Mulher, também, é irmã cujo companheirismo (1) desvela: compromisso,
responsabilidade, respeito, disciplina e pertencimento. Preceitos basilares da fraternidade
buscada pelos homens sob a égide da alteridade, que é a mais excelsa prática do
humano, daquele que exerce humanidade; humanidade que se ergue sobre três
colunas: empatia, interdependência e unicidade. (2) Não pode haver ligação de
almas onde não exista identidade de ideias, de crenças e de costumes. Quem sem
descanso apregoa a sua virtude, a si próprio se sugestiona virtuosamente e
acaba por ser, às vezes, virtuoso. É o comer que faz a fome.

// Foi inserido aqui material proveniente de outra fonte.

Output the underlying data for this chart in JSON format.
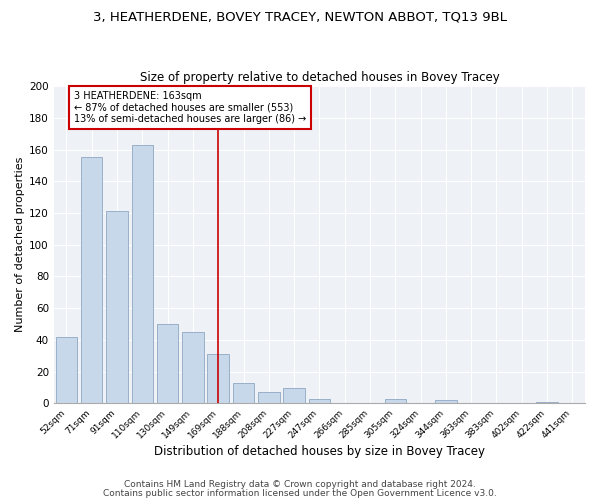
{
  "title1": "3, HEATHERDENE, BOVEY TRACEY, NEWTON ABBOT, TQ13 9BL",
  "title2": "Size of property relative to detached houses in Bovey Tracey",
  "xlabel": "Distribution of detached houses by size in Bovey Tracey",
  "ylabel": "Number of detached properties",
  "bar_labels": [
    "52sqm",
    "71sqm",
    "91sqm",
    "110sqm",
    "130sqm",
    "149sqm",
    "169sqm",
    "188sqm",
    "208sqm",
    "227sqm",
    "247sqm",
    "266sqm",
    "285sqm",
    "305sqm",
    "324sqm",
    "344sqm",
    "363sqm",
    "383sqm",
    "402sqm",
    "422sqm",
    "441sqm"
  ],
  "bar_values": [
    42,
    155,
    121,
    163,
    50,
    45,
    31,
    13,
    7,
    10,
    3,
    0,
    0,
    3,
    0,
    2,
    0,
    0,
    0,
    1,
    0
  ],
  "bar_color": "#c8d8eb",
  "bar_edge_color": "#99b0c8",
  "vline_x_index": 6,
  "vline_color": "#cc0000",
  "annotation_text": "3 HEATHERDENE: 163sqm\n← 87% of detached houses are smaller (553)\n13% of semi-detached houses are larger (86) →",
  "annotation_boxcolor": "white",
  "annotation_boxedge": "#cc0000",
  "ylim": [
    0,
    200
  ],
  "yticks": [
    0,
    20,
    40,
    60,
    80,
    100,
    120,
    140,
    160,
    180,
    200
  ],
  "footer1": "Contains HM Land Registry data © Crown copyright and database right 2024.",
  "footer2": "Contains public sector information licensed under the Open Government Licence v3.0.",
  "background_color": "#eef2f7",
  "title1_fontsize": 9.5,
  "title2_fontsize": 8.5,
  "xlabel_fontsize": 8.5,
  "ylabel_fontsize": 8,
  "footer_fontsize": 6.5
}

Neste influxo, ninguém representa tão profícua e galhardamente a mulher
em sua graduação temporal, tão pouco a diversificada gama de sabedorias que
dela transcende a benefício da humanidade, como as heroínas: Adah, a obediente filha
de Jefté (3); Ester, a leal esposa de Xerxes I – também chamado de Assuero (4);
Rute, a viúva e, abnegadamente, fraterna nora de Noemi (5); Marta, a
perseverante irmã de Maria e Lázaro (6); e Electa, a "senhora
eleita" por João (3), filho de Zebedeu, exatamente por que esta ínclita
mulher reúne em si, professadamente, todas as virtudes que distinguiram Adah,
Ester, Rute e Marta, sintetizadas na Caridade. Caridade, sob a qual a mulher,
desde a mais tenra idade da humanidade, asperge o mais vívido amor
incondicional àqueles que entorno de si orbitam, sendo a Mulher, por isso, o
landmark da fraternidade.
Neste toar, os maçons, homens que se compromissaram consigo mesmos a serem – a terem por – irmãos daqueles que, também, se comprometeram a cumprir este mandato; maçons, filhos da viúva, que secularmente lhes inculca os mais edificantes preceitos transcendentes da alteridade. Valores que os identifica, a partir da cultura que fazem brotar em meio à fraternidade que vivificam na simbiose de saberes e artes que animam com os quais animam a felicidade humana na cultura que cultivam e disseminam a bem das sociedades nas quais interagem. Cultura fulcrada no amor que aprimora os homens no aperfeiçoamento contínuo dos costumes (progressismo) que alcança, respeitando as autoridades e crenças estabelecidas (tradições), pois, sem passado não há futuro; cultura que não encontra fronteiras, chegando onde deve chegar, no culto que faz ao humano que respira a felicidade dos povos. Povos, compostos por maçons e por não maçons, que devem à mulher o mais efusivo e diuturno tributo, que em seu nome externamos nesta magna data em que a exaltamos:
Mulher
Rutilante bravura
Poderosa aurora
És alvorecer
Força do acontecer
Prestimoso acolher
Magnífico Ser
Augusta presença
Perene esperança.
Aos sorrisos
Encanta corações
Transmuta emoções
Enseja progressos
Eis a felicidade
Do Céu à Terra vinda
Bastante amada
Flui generosidade
Reina integridade.
Mãe sendo,
Adorna o mundo
Tudo harmoniza
Sonhos realiza
Auspiciosa vanguarda
Sempre inusitada
Faz histórias
Enaltece vitórias
Mulher!
Salve a Mulher, cujos primores fazem humanos os homens e feliz fazem
humanidade!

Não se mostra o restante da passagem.